Lompat ke konten

Mahasiswa PKh UPI Ikuti Student Exchange Program ke Hiroshima University, Jepan

Bandung, 22 September 2025 – Suasana haru dan penuh kebanggaan menyelimuti Ruang Rapat Lantai 2 Fakultas Ilmu Pendidikan (FIP) Universitas Pendidikan Indonesia (UPI), ketika civitas akademika melepas keberangkatan Anggi Septriani, mahasiswa Program Studi Pendidikan Khusus (PKh) angkatan 2023, untuk mengikuti Student Exchange Program Campus Asia di Hiroshima University, Jepang. Program ini akan berlangsung mulai September 2025 hingga Januari 2026.

Acara pelepasan ini dihadiri oleh Dekan FIP, Dr. Nandang Budiman, M.Si., Wakil Dekan 3 Dr. Euis K., Direktur Direktorat Kemitraan dan Urusan Internasional (DKUI) : Pupung Purnawarman, M.Sc.Ed., Ph.D, Kaprodi PKh Dr. dr. Riksma Rinalti Akhlan, M.Pd., serta para dosen PKh yang turut memberikan dukungan langsung kepada Anggi.

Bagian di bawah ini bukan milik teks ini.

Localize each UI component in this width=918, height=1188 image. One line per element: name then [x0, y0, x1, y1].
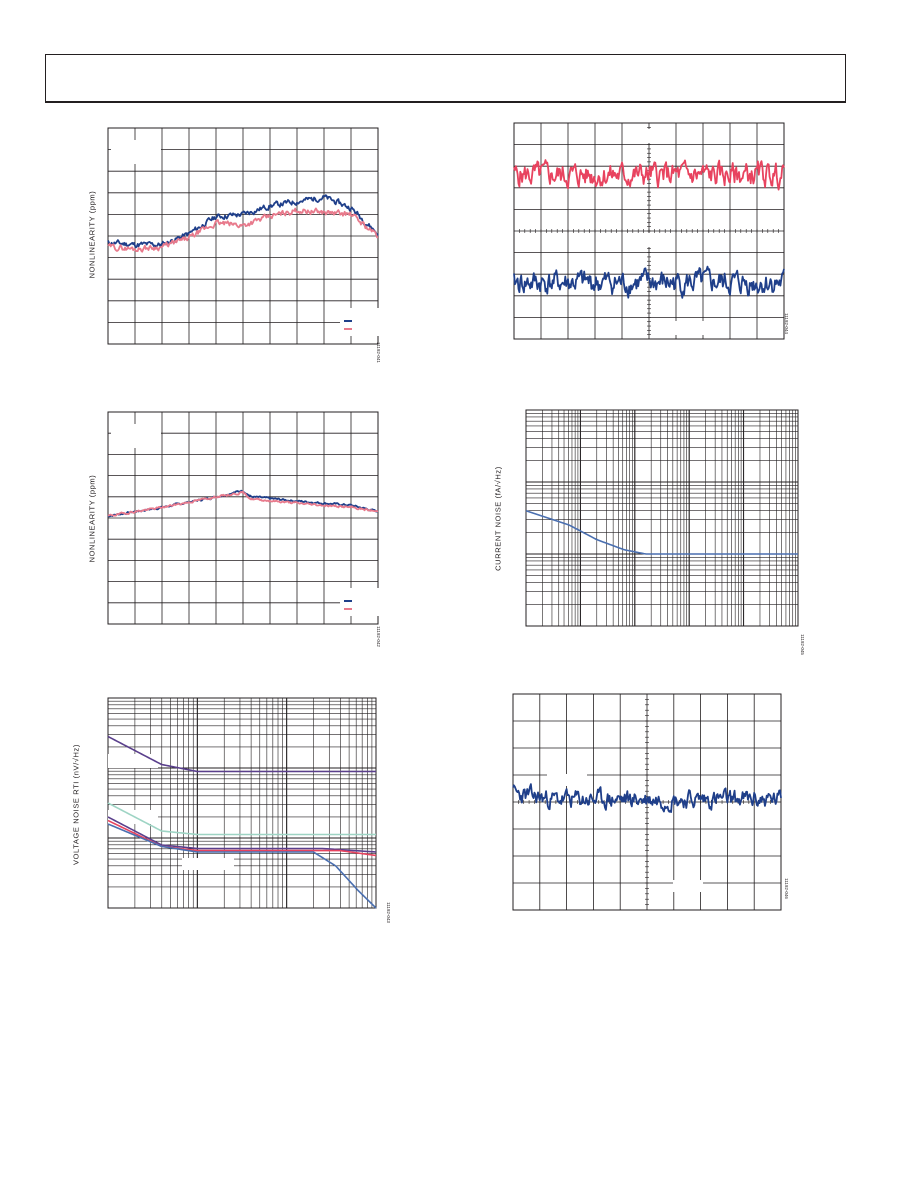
chart-nonlinearity-2: NONLINEARITY (ppm) 11192-042	[76, 404, 396, 664]
plot-area	[513, 122, 785, 340]
series-line	[107, 735, 376, 773]
annotation-box	[634, 233, 674, 247]
plot-svg	[107, 127, 380, 345]
plot-frame	[107, 697, 377, 909]
figure-code: 11192-042	[375, 626, 381, 647]
chart-time-noise-2: 11192-046	[500, 688, 810, 928]
annotation-box	[634, 129, 674, 143]
plot-area	[107, 411, 380, 625]
plot-svg	[107, 697, 377, 909]
series-line	[513, 159, 785, 191]
series-line	[512, 783, 782, 814]
figure-code: 11192-046	[783, 878, 789, 899]
figure-code: 11192-044	[783, 313, 789, 334]
annotation-box	[547, 774, 587, 786]
annotation-box	[182, 858, 234, 870]
plot-frame	[107, 127, 379, 345]
plot-svg	[107, 411, 380, 625]
plot-svg	[513, 122, 785, 340]
plot-frame	[513, 122, 785, 340]
figure-code: 11192-043	[385, 902, 391, 923]
plot-frame	[107, 411, 379, 625]
plot-area	[525, 409, 799, 627]
chart-current-noise: CURRENT NOISE (fA/√Hz) 11192-045	[490, 400, 820, 660]
plot-area	[107, 127, 380, 345]
series-line	[513, 265, 785, 299]
series-line	[107, 194, 379, 249]
plot-frame	[512, 693, 782, 911]
series-line	[107, 490, 379, 517]
series-line	[107, 823, 377, 909]
chart-time-noise-1: 11192-044	[500, 115, 810, 355]
series-line	[107, 802, 376, 836]
annotation-box	[108, 754, 158, 768]
plot-frame	[525, 409, 799, 627]
annotation-box	[111, 424, 161, 448]
plot-area	[107, 697, 377, 909]
figure-code: 11192-045	[799, 634, 805, 655]
chart-nonlinearity-1: NONLINEARITY (ppm) 11192-041	[76, 120, 396, 380]
plot-svg	[512, 693, 782, 911]
plot-svg	[525, 409, 799, 627]
chart-voltage-noise: VOLTAGE NOISE RTI (nV/√Hz) 11192-043	[60, 690, 400, 940]
annotation-box	[108, 810, 158, 824]
series-line	[107, 207, 379, 253]
annotation-box	[673, 880, 703, 892]
page-header	[45, 54, 846, 103]
figure-code: 11192-041	[375, 342, 381, 363]
annotation-box	[111, 140, 161, 164]
series-line	[107, 816, 377, 853]
series-line	[525, 510, 798, 555]
annotation-box	[660, 321, 710, 335]
plot-area	[512, 693, 782, 911]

Dalam sambutannya, Dr. Nandang Budiman menyampaikan rasa bangga dan apresiasinya atas kesempatan yang diraih Anggi. Ia menegaskan bahwa kepercayaan dari pihak Jepang, baik Hiroshima University, Tsukuba University, maupun Tasuc Jepang, merupakan bukti nyata bahwa mahasiswa UPI mampu bersaing di kancah internasional. “Selamat kepada Anggi, fakultas sangat bangga. Semoga pengalaman ini bisa menjadi inspirasi bagi mahasiswa lain untuk berani bermimpi dan berprestasi di luar negeri,” tuturnya.

Sementara itu, Prof. Pupung menekankan bahwa pengalaman Anggi bukan hanya sekadar program pertukaran pelajar, tetapi juga membawa misi besar sebagai duta UPI dan duta bangsa. “Selain belajar, Anggi juga harus menunjukkan identitas Indonesia yang baik, menjaga nama almamater, serta membawa pulang budaya positif dari Jepang untuk diadaptasi di Indonesia,” ujarnya penuh semangat.

Menariknya, Anggi tidak hanya mengikuti perkuliahan selama satu semester di Hiroshima University, tetapi juga akan melanjutkan program magang di Tasuc Jepang pada batch 4 mendatang. Dengan demikian, Anggi akan tinggal di Jepang selama satu tahun penuh.

Dr. dr. Riksma Rinalti Akhlan, M.Pd., Kaprodi PKh, menambahkan bahwa Anggi merupakan satu-satunya mahasiswa PKh UPI dari Indonesia yang lolos dalam program prestisius ini, bergabung bersama mahasiswa dari Thailand, Korea, dan Tiongkok. Hal ini menjadi pencapaian luar biasa yang membuktikan kualitas mahasiswa PKh UPI di level internasional.

Acara pelepasan ditutup dengan doa dan pesan agar Anggi senantiasa menjaga kesehatan, beradaptasi dengan budaya Jepang, serta menjadikan pengalaman internasional ini sebagai bekal berharga untuk masa depan.

Dengan semangat dan dukungan penuh dari keluarga besar FIP UPI, keberangkatan Anggi diharapkan menjadi langkah awal lahirnya lebih banyak mahasiswa yang berani mendobrak batas, menorehkan prestasi global, dan mengharumkan nama bangsa Indonesia di dunia internasional.